The Bible teaches that there is a difference between ignorant sin and willful sin in relation to forgiveness.
About ignorant sin, the Old Testament teaches, “And if a person sins unintentionally, then he shall bring a female goat in its first year as a sin offering. So the priest shall make atonement for the person who sins unintentionally, when he sins unintentionally before the Lord, to make atonement for him; and it shall be forgiven him. You shall have one law for him who sins unintentionally, for him who is native-born among the children of Israel and for the stranger who dwells among them” (Numbers 15:27-29 also Leviticus 4—5). Ignorant sin separates people from God. For this reason, David prays, “Cleanse me from secret faults” (Psalm 19:12).
The New Testament teaches that people may not be totally ignorant for God has shed some light on all. “For the wrath of God is revealed from heaven against all ungodliness and unrighteousness of men, who by their unrighteousness suppress the truth. For what can be known about God is plain to them, because God has shown it to them. For his invisible attributes, namely, his eternal power and divine nature, have been clearly perceived, ever since the creation of the world, in the things that have been made. So they are without excuse” (Romans 1:18-20).
Paul himself did commit ignorant sins. He declares, “Even though I was once a blasphemer and a persecutor and a violent man, I was shown mercy because I acted in ignorance and unbelief” (1 Timothy 1:13). But when Paul repented, he was forgiven. Therefore, he preached a message of hope and repentance to the Athenians, “The times of ignorance God overlooked, but now he commands all people everywhere to repent” (Acts 17:30).
About willful sin, the Old Testament teaches, “But the person who does anything presumptuously, whether he is native-born or a stranger, that one brings reproach on the Lord, and he shall be cut off from among his people. Because he has despised the word of the Lord, and has broken His commandment, that person shall be completely cut off; his guilt shall be upon him” (Numbers 15:30-31).
Willful sin is presumption rebellion against God (Psalm 19:13). It is a sin committed when a person knows that he is doing wrong. Therefore, the sacrificial system provided no atonement for deliberate opposition to the will and commands of God.
Paul teaches, “For if we sin willfully after we have received the knowledge of the truth, there no longer remains a sacrifice for sins” (Hebrews 10:26). Willful sin is not a single act of sin committed in the full knowledge of their evil character but the attitude of mind that is shown when a person persistently rejects Christ and doesn’t submit to the convictions of the Holy Spirit. It is a reversal of the original decision to accept the Lord.

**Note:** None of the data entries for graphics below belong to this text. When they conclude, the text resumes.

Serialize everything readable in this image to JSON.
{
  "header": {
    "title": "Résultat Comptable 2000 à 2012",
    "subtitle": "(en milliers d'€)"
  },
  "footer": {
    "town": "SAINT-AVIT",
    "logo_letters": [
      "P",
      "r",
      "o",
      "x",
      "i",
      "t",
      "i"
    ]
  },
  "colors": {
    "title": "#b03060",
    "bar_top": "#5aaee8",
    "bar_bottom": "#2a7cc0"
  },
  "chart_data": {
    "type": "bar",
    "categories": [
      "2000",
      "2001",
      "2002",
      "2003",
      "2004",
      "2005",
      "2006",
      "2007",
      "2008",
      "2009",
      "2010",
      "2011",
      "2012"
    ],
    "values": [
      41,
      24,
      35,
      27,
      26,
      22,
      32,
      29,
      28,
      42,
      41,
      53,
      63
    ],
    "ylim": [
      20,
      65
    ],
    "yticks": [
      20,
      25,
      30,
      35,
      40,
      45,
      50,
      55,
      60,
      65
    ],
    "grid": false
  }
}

It is premeditated apostasy that leads to the unpardonable sin (Matthew 12:31, 32).
Peter writes about those that commit willful sin, “if they have escaped the corruption of the world by knowing our Lord and Savior Jesus Christ and are again entangled in it and are overcome, they are worse off at the end than they were at the beginning. It would have been better for them not to have known the way of righteousness, than to have known it and then to turn their backs on the sacred command that was passed on to them” (2 Peter 2:20-21).
Therefore, Paul admonishes the believers to avoid the evil path that leads to willful sin, “So I tell you this, and insist on it in the Lord, that you must no longer live as the Gentiles do, in the futility of their thinking” (Ephesians 4:17-19 also Acts 3:17-19; Acts 17:30-31)
God’s Forgiveness to Repentant
Sin can be forgiven if a person repents. “If we confess our sins, He is faithful and just to forgive us our sins and to cleanse us from all unrighteousness” (1 John 1:9). Faithfulness to forgive is one of God’s outstanding characteristics (1 Corinthians 1:9; 10:13; 1 Thessalonians 5:24; 2 Timothy 2:13; Hebrews 10:23)
Peter invites those that ignorantly sinned to change their evil ways, “And now, brothers, I know that you acted in ignorance, as did also your rulers. Repent therefore and be converted, that your sins may be blotted out, so that times of refreshing may come from the presence of the Lord” (Acts 3:17,19).
Repentance must accompany the prayer for forgiveness (Mark 1:15; Acts 2:38; 26:18). It means a change of mind and produces good works of righteous by the power of the Holy Spirit (Matthew 12:41; Mark 1:15; Luke 11:32; Acts 3:19; 26:20; Hebrews 12:17; Revelation 2:5; etc.). Repentance is the theme of the preaching of John the Baptist, of Jesus, and of the apostles (Matthew 3:2, 8, 11; 17; Mark 2:17; Acts 5:31; Romans 2:4; 2 Timothy 2:25).